In the rapid breathing exercise, Joe’s Tidal Volume slightly increased. It is supposed to either stay the same or decrease, because as Joe’s breaths become faster and he inhales more oxygen, his bodies need for CO2 becomes bigger, which should slow down his TV. The decrease in TV allows for more CO2 to be given to the body. This will also cause his respiratory rate to decrease as well as his B/M and L/M. c) Exercise Muscle exercise causes a buildup of CO2 in the muscles. Respiratory Rate, Minute Volume, and Tidal Volume will all increase both during and after exercise.
They will remain high after workout, because during recovery the rate stays high to reestablish the CO2/O2 balance in the blood. 2) Holding breath caused the greatest change in respiratory rate. Before the challenge it was 4. 8 b/m and post challenge it was 13. 95 b/m. Although holding breath caused the greatest change in respiratory rate, we would expect exercise to have the greatest chance, because carbon dioxide gets built up into the working muscles. This would increase your respiratory rate as your body tries to get rid of the carbon dioxide.
Holding breath also caused the greatest change in tidal volume. Before the challenge it was . 94 L and after the challenge it was 2. 25 L. Exercise caused the greatest increase in minute ventilation. Before the challenge it was 6. 8 L/min and after the challenge it was 23. 08 L/m. Respiratory rate changed the most relative to its resting value with a 290% increase. 3) Breathing into a paper bag would increase the amount of CO2 that is breathed in. When Hyperventilation occurs, there is too much oxygen entering the body.
Breathing into a paper bag traps the CO2 and forces the subject to breathe more CO2 in than normal. This will cause less oxygen to enter the body, and in turn, allow the subject to calm down and return to normal breathing. Our body’s need a lot of 02 to function but too much can cause them to pass out. V. Conclusions: The objective of this lab was to get a reference of normal tidal volume and then to compare them to ones generated by various physiologic challenges. Then we had to correlate the findings with real-life situations.

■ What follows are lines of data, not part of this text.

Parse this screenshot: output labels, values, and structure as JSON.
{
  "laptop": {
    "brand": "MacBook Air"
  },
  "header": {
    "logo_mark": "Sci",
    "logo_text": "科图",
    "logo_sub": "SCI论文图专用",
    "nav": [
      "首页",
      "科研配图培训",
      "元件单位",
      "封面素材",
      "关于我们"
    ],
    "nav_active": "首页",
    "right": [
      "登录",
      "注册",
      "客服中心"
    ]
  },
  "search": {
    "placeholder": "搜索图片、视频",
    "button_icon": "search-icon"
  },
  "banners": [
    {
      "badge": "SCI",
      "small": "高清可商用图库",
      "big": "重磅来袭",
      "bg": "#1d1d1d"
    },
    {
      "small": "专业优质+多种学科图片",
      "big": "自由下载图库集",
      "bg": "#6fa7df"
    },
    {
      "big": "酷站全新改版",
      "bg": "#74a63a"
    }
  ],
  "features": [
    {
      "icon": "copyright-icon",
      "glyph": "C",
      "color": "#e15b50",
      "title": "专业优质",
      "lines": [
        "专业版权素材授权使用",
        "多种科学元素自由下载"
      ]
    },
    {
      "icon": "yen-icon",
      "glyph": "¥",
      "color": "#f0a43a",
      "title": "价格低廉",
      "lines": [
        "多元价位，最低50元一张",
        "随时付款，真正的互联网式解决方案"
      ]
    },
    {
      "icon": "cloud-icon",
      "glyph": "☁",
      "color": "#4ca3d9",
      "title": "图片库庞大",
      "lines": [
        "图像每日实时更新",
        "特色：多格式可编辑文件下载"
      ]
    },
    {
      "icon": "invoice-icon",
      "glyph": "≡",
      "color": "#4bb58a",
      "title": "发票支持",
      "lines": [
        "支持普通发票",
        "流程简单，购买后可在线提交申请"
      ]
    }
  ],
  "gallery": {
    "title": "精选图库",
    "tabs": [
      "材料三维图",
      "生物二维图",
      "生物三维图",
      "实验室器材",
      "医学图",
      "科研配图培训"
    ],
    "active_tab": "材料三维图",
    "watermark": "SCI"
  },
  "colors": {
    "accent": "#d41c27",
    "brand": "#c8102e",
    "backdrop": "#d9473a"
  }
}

The subject had to do a series of physiological challenges to determine what affect they would have on TV, RR, and MV. We used a test subject and they held their breath, did rapid breathing, and a simple exercise of squats. When we looked at the data we could see a definite change in Joe’s breathing after each physiological challenge. This show that when you use up more O2 than normal and your body has a buildup of CO2, it needs to get the O2 levels in your blood back to normal so your breathing rate is increased. This is why people are out of breath after some sort of physical activity.
How long it takes someone to catch their breath after a physical activity reflects their physical fitness. Someone with a higher fitness level will recover quicker after an exercise and their breathing rate will also return to normal faster than someone who is out of shape. In this lab as well as measuring someone’s breathing after a physical activity or holding their breath, we also measure their ventilation after forced hyperventilating. The first two experiments were to show a buildup of CO2 and the last one was to show an excess of O2 in the blood.
After the test subject did rapid breathing for 40 seconds their breathing rate actually slowed as opposed to increasing like after physical activity. After the O2 levels in their blood returned to normal the subject TV sped back up to the normal amount. If someone is actually hyperventilating they could potentially pass out because of there being too much O2 in their blood. To prevent that they are usually told to breathe into a paper bag which forces them to breath more CO2 into their bodies to make the levels return to normal.